Timmy Mallett is one of those horribly British professional funsters who seem to find employment as DJs and TV hosts and then worm their way to the heart of the UK’s pop culture. Pop, and life, is for them a kind of cosmic struggle between the serious and the fun, and it’s their duty to take balancing action any time the former seems like winning. So when pop in 1990 showed signs of being vibrant, original, and relevant to its audience it fell to Timmy to enter the studio and produce a record of such thundering witlessness it could ruin a whole year at a stroke.
“Itsy Bitsy Teeny Weeny” is that single. The second Brian Hyland cover to top the chart in little over a year, its original is a chirpy bit of beach kitsch, annoying, utterly undeserving of revival, but not atrocious. Mallett improves on it in only one way – trading up the schoolmarmish “one two three four” vocals for something more giggly. In every other sense this is a horror show. The pin-up cheekiness of the song is swapped for Mallett’s mocking leer, as he takes an Aslanesque relish in knocking pubescent vanity down a peg. Hyland made the song a silly high school anecdote, but for Mallett that’s too subtle. The Mallettian kind of fun is like an ideological tyrant, one which turns allies into enemies and liquidates them. Joy, summer, music, sex, pop and finally playfulness itself – all remorselessly ground down into abstract unthinking FUN as this ghastly record trots on.

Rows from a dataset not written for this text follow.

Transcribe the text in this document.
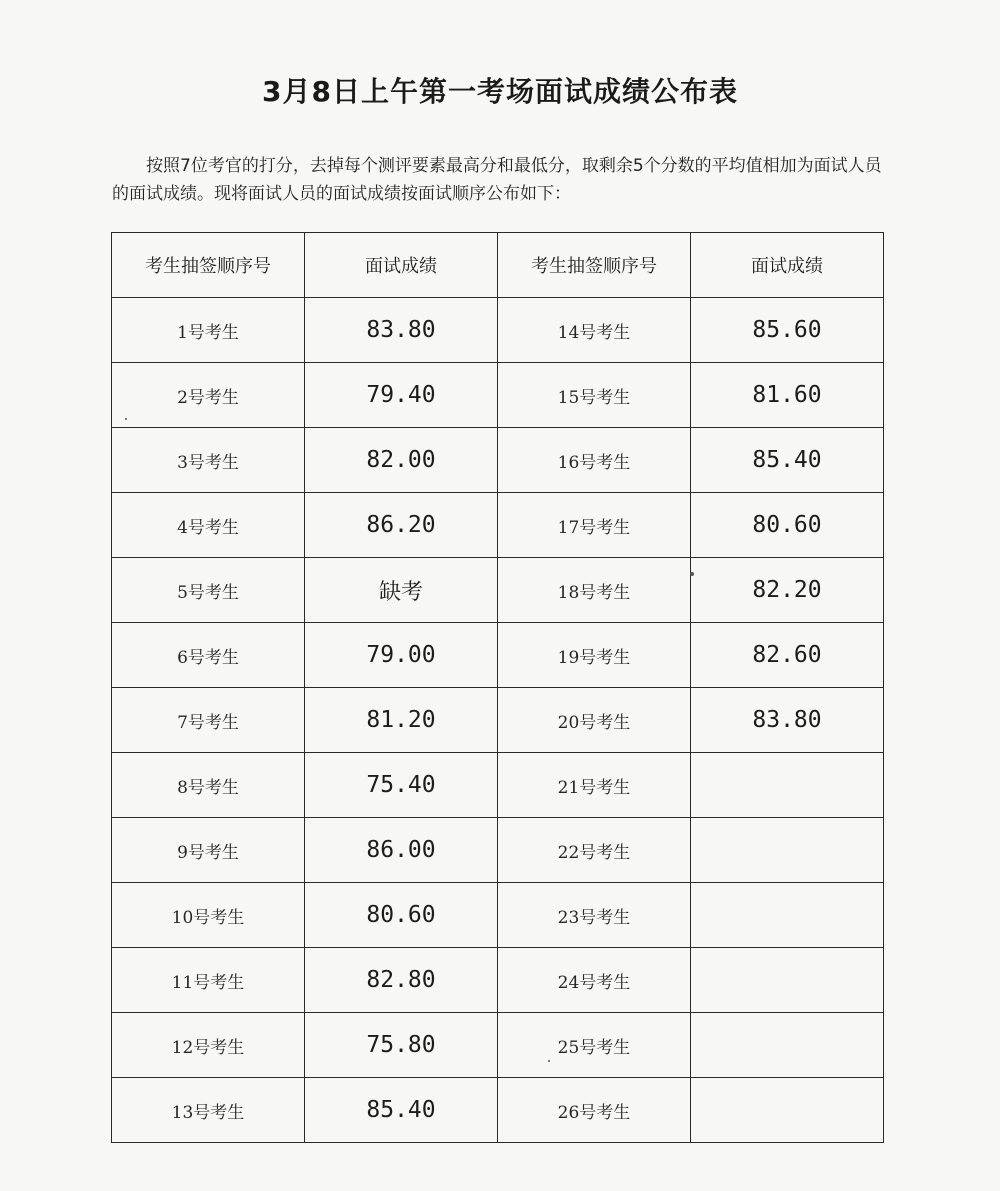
3月8日上午第一考场面试成绩公布表
按照7位考官的打分，去掉每个测评要素最高分和最低分，取剩余5个分数的平均值相加为面试人员的面试成绩。现将面试人员的面试成绩按面试顺序公布如下：
考生抽签顺序号	面试成绩	考生抽签顺序号	面试成绩
1号考生	83.80	14号考生	85.60
2号考生	79.40	15号考生	81.60
3号考生	82.00	16号考生	85.40
4号考生	86.20	17号考生	80.60
5号考生	缺考	18号考生	82.20
6号考生	79.00	19号考生	82.60
7号考生	81.20	20号考生	83.80
8号考生	75.40	21号考生	
9号考生	86.00	22号考生	
10号考生	80.60	23号考生	
11号考生	82.80	24号考生	
12号考生	75.80	25号考生	
13号考生	85.40	26号考生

It had one practical effect: it immediately made unusable a whole category of overdone but not hateful samples, staples of chart dance records up to this point. “I LIKE it”, “Woo! Yea!”, “uh YEAH” – all put beyond use by this record. To this day, I flinch when I hear “Uno! Dos! Uno dos tres quatro!”. As it happened, the funster class was about to face a crisis of sorts, but they had a few more chances to horrify us first.